Law School and LSAT Trends and Tips

lsat-informationAccording to a recent study, more than half of all law school admissions officers reported that they had decreased the size of their student capacity for the 2013-2014 school year. In addition to this startling fact, another 25 percent intend to cut their admissions again in the 2014-2015 school year. One reason for these cuts is a decrease in law school applications; a supply and demand issue, if you will. The writers of the LSAT, the Law School Admission Council, reports that over the past three years applications to law school have gone from 602,300 to 385,400. This is a marked decline, with several reasons behind it.

What is to Blame for Decrease Law School Applications?

The downturn of the American economy over the past five or so years is partially to blame. Prior to this downturn applicants were not as worried about financial issues, however, according to Ann Levine, the author if “The Law School Admission Game: Play Like and Expert” and the founder of, every student applying to law school is concerned about finances. Levine also believes it is to be expected that law schools have no other option but to decrease their class size when application rates are on the decline. Recent numbers even show that LSAT test takers have declined; down 45 percent this fall when compared to 2009.

Will Applications Increase?

Just as the housing market is recovering from the ill economy, it is predicted, at least by Levine, that law schools will make a comeback as well.
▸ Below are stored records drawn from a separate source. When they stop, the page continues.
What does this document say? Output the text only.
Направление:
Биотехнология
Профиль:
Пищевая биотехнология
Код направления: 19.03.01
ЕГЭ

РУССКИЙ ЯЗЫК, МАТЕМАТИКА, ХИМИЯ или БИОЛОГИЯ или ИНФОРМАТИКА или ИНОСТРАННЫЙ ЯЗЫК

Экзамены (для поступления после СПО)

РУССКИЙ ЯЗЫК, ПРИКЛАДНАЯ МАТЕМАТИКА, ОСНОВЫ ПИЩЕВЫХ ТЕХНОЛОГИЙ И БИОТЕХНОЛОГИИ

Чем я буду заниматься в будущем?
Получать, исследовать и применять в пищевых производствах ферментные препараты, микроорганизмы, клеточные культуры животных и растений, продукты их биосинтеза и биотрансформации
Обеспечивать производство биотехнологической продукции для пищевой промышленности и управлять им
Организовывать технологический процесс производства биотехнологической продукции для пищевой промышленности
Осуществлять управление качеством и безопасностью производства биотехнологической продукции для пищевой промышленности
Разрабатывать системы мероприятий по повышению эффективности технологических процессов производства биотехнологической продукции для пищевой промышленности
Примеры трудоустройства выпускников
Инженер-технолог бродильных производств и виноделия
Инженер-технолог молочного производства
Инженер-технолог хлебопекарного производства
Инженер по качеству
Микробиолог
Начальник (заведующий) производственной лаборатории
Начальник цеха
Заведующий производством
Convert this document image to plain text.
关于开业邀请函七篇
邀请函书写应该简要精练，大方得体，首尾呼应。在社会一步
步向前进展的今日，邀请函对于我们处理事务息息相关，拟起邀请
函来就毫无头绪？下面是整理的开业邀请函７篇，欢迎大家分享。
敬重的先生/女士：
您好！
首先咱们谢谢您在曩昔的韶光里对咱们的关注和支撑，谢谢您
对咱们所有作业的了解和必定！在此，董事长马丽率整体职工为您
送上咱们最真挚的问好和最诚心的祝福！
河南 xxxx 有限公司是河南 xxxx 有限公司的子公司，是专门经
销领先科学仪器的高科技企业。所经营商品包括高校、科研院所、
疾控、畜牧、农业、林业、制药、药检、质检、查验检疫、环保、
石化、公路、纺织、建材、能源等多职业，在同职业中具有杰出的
With a law degree being so versatile and universal, it is bound to stay one of the most popular degrees one can attain. Prospective law students are beginning to watch what is going on with student loans and job prospects again as they learn how to prepare for the LSAT by taking LSAT prep courses, and prepare to apply for law school. Job prospects are good, especially in certain areas of law like tax law, healthcare, privacy and compliance, as well as elder law.


If you have been waiting for the economy to improve before going to law school, there are several steps you can take to prepare in the mean time. Get ready to take the LSATs. One of the best ways to do this is to take LSAT prep courses. LSAT prep courses prepare prospective law students to use critical and logical thinking skills when answering the test questions. Though LSAT prep courses can require a large portion of your paycheck, they are worth it in the long run. No one wants to have to take the LSAT multiple times, and LSAT prep courses can give you thousands of practice questions and the reasons behind the answers. Many also offer videos and flashcards to help you prepare. It is also recommended to take at least five practice tests before the real exam. It is recommended that you time yourself when taking a practice exam. The real LSAT is timed, so it is not only about how much you know, but how fast you can demonstrate what you know.